In announcing the investigation of Judge Blanco, Armengol Cuadra, president of the Supreme Court of Nicaragua, labeled the decision by Judge Blanco to suspend the three year jail sentence of José Ernesto Pineda Salvador "strange and abnormal" while noting that her decision is in defiance of the high court's mandate to treat drug trafficking cases involving high sums of money (Pineda Salvador was captured with $1.4 million secreted in the rear doors of his Honda Civic) with extreme care.
“We are going to investigate the circumstances in which the judge granted that benefit to him, because we have stressed that judges must act with extreme caution in the cases of drug trafficking when there is very high sums of money involved,” said Armengol Cuadra.
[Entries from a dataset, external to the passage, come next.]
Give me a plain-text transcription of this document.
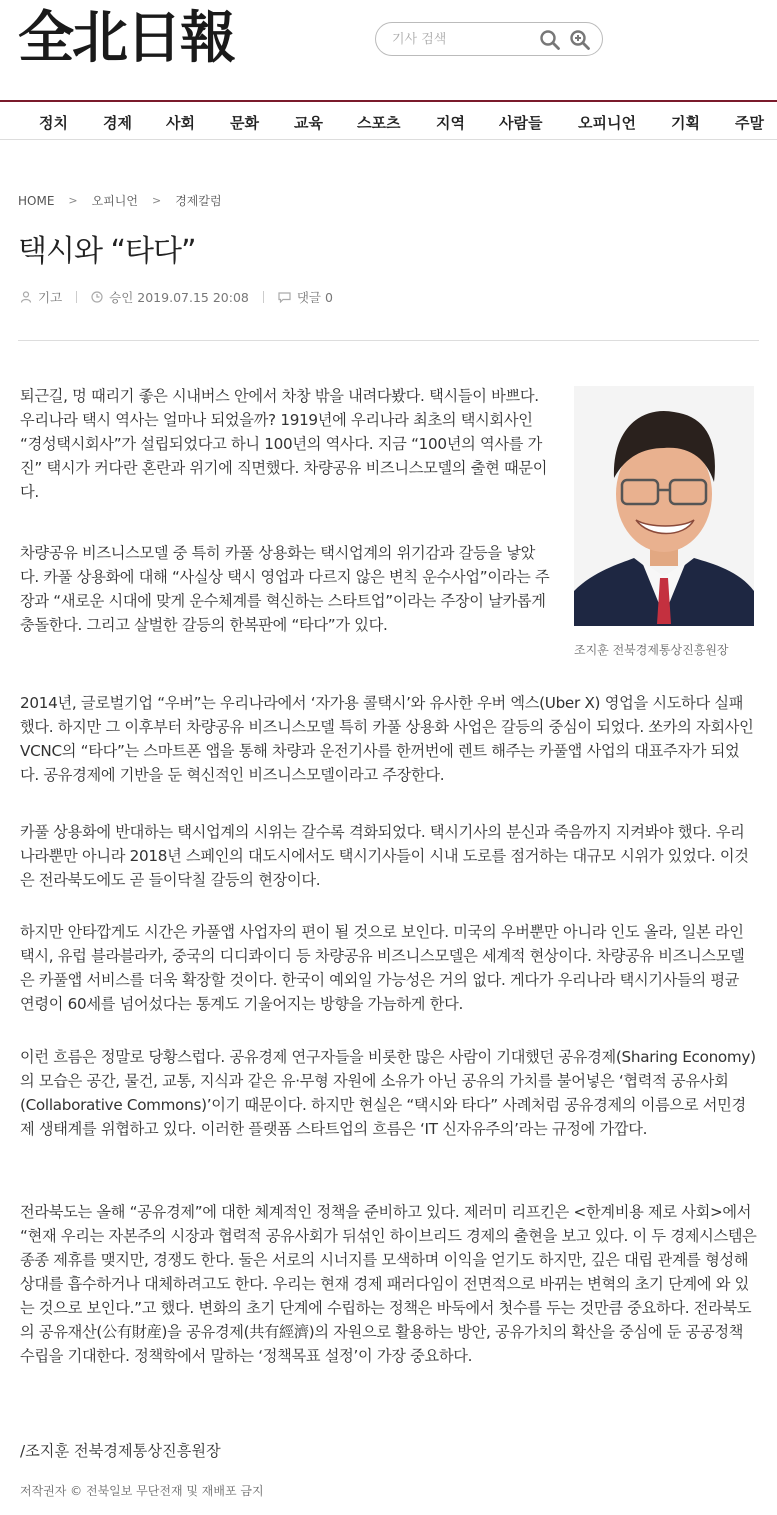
全北日報
기사 검색
정치 경제 사회 문화 교육 스포츠 지역 사람들 오피니언 기획 주말
HOME > 오피니언 > 경제칼럼
택시와 “타다”
기고	승인 2019.07.15 20:08	댓글 0
조지훈 전북경제통상진흥원장

퇴근길, 멍 때리기 좋은 시내버스 안에서 차창 밖을 내려다봤다. 택시들이 바쁘다. 우리나라 택시 역사는 얼마나 되었을까? 1919년에 우리나라 최초의 택시회사인 “경성택시회사”가 설립되었다고 하니 100년의 역사다. 지금 “100년의 역사를 가진” 택시가 커다란 혼란과 위기에 직면했다. 차량공유 비즈니스모델의 출현 때문이다.

차량공유 비즈니스모델 중 특히 카풀 상용화는 택시업계의 위기감과 갈등을 낳았다. 카풀 상용화에 대해 “사실상 택시 영업과 다르지 않은 변칙 운수사업”이라는 주장과 “새로운 시대에 맞게 운수체계를 혁신하는 스타트업”이라는 주장이 날카롭게 충돌한다. 그리고 살벌한 갈등의 한복판에 “타다”가 있다.

2014년, 글로벌기업 “우버”는 우리나라에서 ‘자가용 콜택시’와 유사한 우버 엑스(Uber X) 영업을 시도하다 실패했다. 하지만 그 이후부터 차량공유 비즈니스모델 특히 카풀 상용화 사업은 갈등의 중심이 되었다. 쏘카의 자회사인 VCNC의 “타다”는 스마트폰 앱을 통해 차량과 운전기사를 한꺼번에 렌트 해주는 카풀앱 사업의 대표주자가 되었다. 공유경제에 기반을 둔 혁신적인 비즈니스모델이라고 주장한다.

카풀 상용화에 반대하는 택시업계의 시위는 갈수록 격화되었다. 택시기사의 분신과 죽음까지 지켜봐야 했다. 우리나라뿐만 아니라 2018년 스페인의 대도시에서도 택시기사들이 시내 도로를 점거하는 대규모 시위가 있었다. 이것은 전라북도에도 곧 들이닥칠 갈등의 현장이다.

하지만 안타깝게도 시간은 카풀앱 사업자의 편이 될 것으로 보인다. 미국의 우버뿐만 아니라 인도 올라, 일본 라인택시, 유럽 블라블라카, 중국의 디디콰이디 등 차량공유 비즈니스모델은 세계적 현상이다. 차량공유 비즈니스모델은 카풀앱 서비스를 더욱 확장할 것이다. 한국이 예외일 가능성은 거의 없다. 게다가 우리나라 택시기사들의 평균 연령이 60세를 넘어섰다는 통계도 기울어지는 방향을 가늠하게 한다.

이런 흐름은 정말로 당황스럽다. 공유경제 연구자들을 비롯한 많은 사람이 기대했던 공유경제(Sharing Economy)의 모습은 공간, 물건, 교통, 지식과 같은 유·무형 자원에 소유가 아닌 공유의 가치를 불어넣은 ‘협력적 공유사회(Collaborative Commons)’이기 때문이다. 하지만 현실은 “택시와 타다” 사례처럼 공유경제의 이름으로 서민경제 생태계를 위협하고 있다. 이러한 플랫폼 스타트업의 흐름은 ‘IT 신자유주의’라는 규정에 가깝다.

전라북도는 올해 “공유경제”에 대한 체계적인 정책을 준비하고 있다. 제러미 리프킨은 <한계비용 제로 사회>에서 “현재 우리는 자본주의 시장과 협력적 공유사회가 뒤섞인 하이브리드 경제의 출현을 보고 있다. 이 두 경제시스템은 종종 제휴를 맺지만, 경쟁도 한다. 둘은 서로의 시너지를 모색하며 이익을 얻기도 하지만, 깊은 대립 관계를 형성해 상대를 흡수하거나 대체하려고도 한다. 우리는 현재 경제 패러다임이 전면적으로 바뀌는 변혁의 초기 단계에 와 있는 것으로 보인다.”고 했다. 변화의 초기 단계에 수립하는 정책은 바둑에서 첫수를 두는 것만큼 중요하다. 전라북도의 공유재산(公有財産)을 공유경제(共有經濟)의 자원으로 활용하는 방안, 공유가치의 확산을 중심에 둔 공공정책 수립을 기대한다. 정책학에서 말하는 ‘정책목표 설정’이 가장 중요하다.

/조지훈 전북경제통상진흥원장
저작권자 © 전북일보 무단전재 및 재배포 금지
In exchange for suspending the convicted drug trafficker's prison sentence, Judge Blanco required Pineda Salvador to pay one hundred thousand córdobas as a guarantee that he would return to her court annually. As an explanation for her decision which immediately followed the defendant's guilty plea, Blanco offered simply that he had no prior convictions in her jurisdiction. Supreme Court President Cuadra noted other irregularities in Judge Blanco's decision including her assignment of the convicted felon's mother, a Panamanian citizen, as guarantor of his annual return to court. By Nicaraguan law, foreign nationals are prohibited from acting as bondsmen, the role assigned by Blanco to María Cecilia Pineda.
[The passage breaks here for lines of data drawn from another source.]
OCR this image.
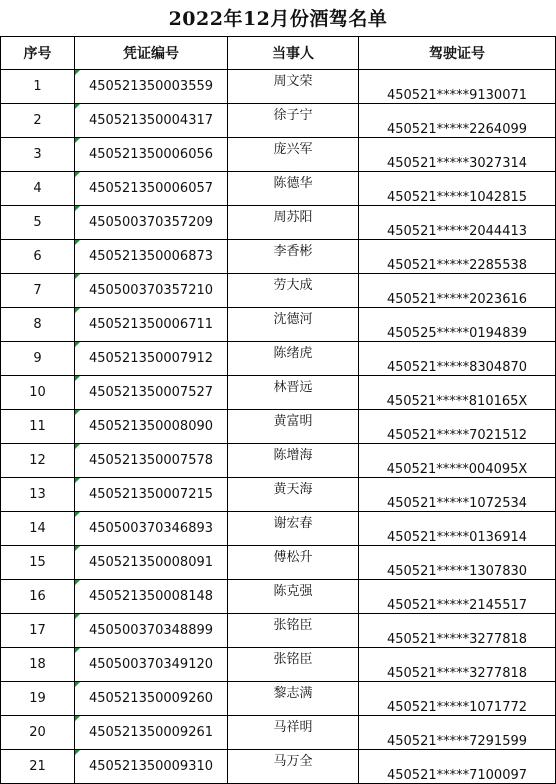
2022年12月份酒驾名单
序号	凭证编号	当事人	驾驶证号
1	450521350003559	周文荣	450521*****9130071
2	450521350004317	徐子宁	450521*****2264099
3	450521350006056	庞兴军	450521*****3027314
4	450521350006057	陈德华	450521*****1042815
5	450500370357209	周苏阳	450521*****2044413
6	450521350006873	李香彬	450521*****2285538
7	450500370357210	劳大成	450521*****2023616
8	450521350006711	沈德河	450525*****0194839
9	450521350007912	陈绪虎	450521*****8304870
10	450521350007527	林晋远	450521*****810165X
11	450521350008090	黄富明	450521*****7021512
12	450521350007578	陈增海	450521*****004095X
13	450521350007215	黄天海	450521*****1072534
14	450500370346893	谢宏春	450521*****0136914
15	450521350008091	傅松升	450521*****1307830
16	450521350008148	陈克强	450521*****2145517
17	450500370348899	张铭臣	450521*****3277818
18	450500370349120	张铭臣	450521*****3277818
19	450521350009260	黎志满	450521*****1071772
20	450521350009261	马祥明	450521*****7291599
21	450521350009310	马万全	450521*****7100097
While it is not surprising that El Nuevo Diario, which recently published altered photographs of marks on Volz's shoulders as if they were the genuine pictures presented at the farce of a trial presided over by Blanco, ignores the implications of the investigation into the ethically challenged Judge on Volz's appeal, their publication of the charges made by the President of the Supreme Court can only further call into question her decisions in the Volz case.
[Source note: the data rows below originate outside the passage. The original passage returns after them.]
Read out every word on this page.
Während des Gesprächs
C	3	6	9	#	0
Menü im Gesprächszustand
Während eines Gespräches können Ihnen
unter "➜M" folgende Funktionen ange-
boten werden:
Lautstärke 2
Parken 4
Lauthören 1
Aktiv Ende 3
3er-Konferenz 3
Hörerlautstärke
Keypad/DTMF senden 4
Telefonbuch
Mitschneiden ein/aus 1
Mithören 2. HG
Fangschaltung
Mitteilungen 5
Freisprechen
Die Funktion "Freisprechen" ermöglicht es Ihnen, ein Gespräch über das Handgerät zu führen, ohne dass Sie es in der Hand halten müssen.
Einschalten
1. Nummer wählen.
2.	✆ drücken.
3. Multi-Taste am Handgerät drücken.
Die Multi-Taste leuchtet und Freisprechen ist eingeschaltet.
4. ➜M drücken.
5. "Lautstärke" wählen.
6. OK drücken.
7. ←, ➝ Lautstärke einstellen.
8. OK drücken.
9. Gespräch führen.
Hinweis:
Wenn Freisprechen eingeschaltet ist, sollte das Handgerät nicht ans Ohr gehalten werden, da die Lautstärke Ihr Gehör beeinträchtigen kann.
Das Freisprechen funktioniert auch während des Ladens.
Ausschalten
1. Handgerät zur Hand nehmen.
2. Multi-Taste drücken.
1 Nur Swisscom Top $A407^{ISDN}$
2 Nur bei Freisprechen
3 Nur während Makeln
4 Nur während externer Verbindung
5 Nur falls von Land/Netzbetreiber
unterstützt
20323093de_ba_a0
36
Among the more questionable rulings made by Blanco in the Volz trial are:
  • Prohibiting at least seven alibi witnesses from testifying on the grounds that their testimony would be redundant
  • Dismissing cell phone and cell tower records that incontrovertibly supported Volz alibi on the grounds that the records could not indicate who was using the cell phone at the times noted despite accepting testimony from a prosecution witness who stated that she spoke to Volz on the phone in question
  • Dismissing testimony from at least one prosecution expert witness that excluded Volz as the perpetrator on the grounds that the expert was not credible
  • Dismissing testimony from the three alibi witnesses (including a highly respected Nicaraguan journalist) she did allow to testify on the grounds that they were not credible
  • Accepting as credible the unsteady, and apparently drunken, testimony of the man initially charged with the crime who was found with scratches to his penis and body but granted immunity in exchange for implicating Volz
Initially, it was speculated by many that Judge Blanco's bizarre rulings at Volz's trial were motivated by concerns for her safety. Shortly after the verdict, one of Volz's attorneys, Joe Reedy, an attorney with the law firm of Greenberg Traurig, suggested:
There has been a horrible murder, and the people want somebody to pay for it...If she was frightened for her life, or frightened for the safety of her family, in a community where they had wielded machetes and chased our client three blocks along with a U.S. Embassy official, it would have been understandable.
Given the allegations made by Supreme Court President Cuadra, it appears that Judge Blanco's motives in the Volz case may be less "understandable" than initially assumed.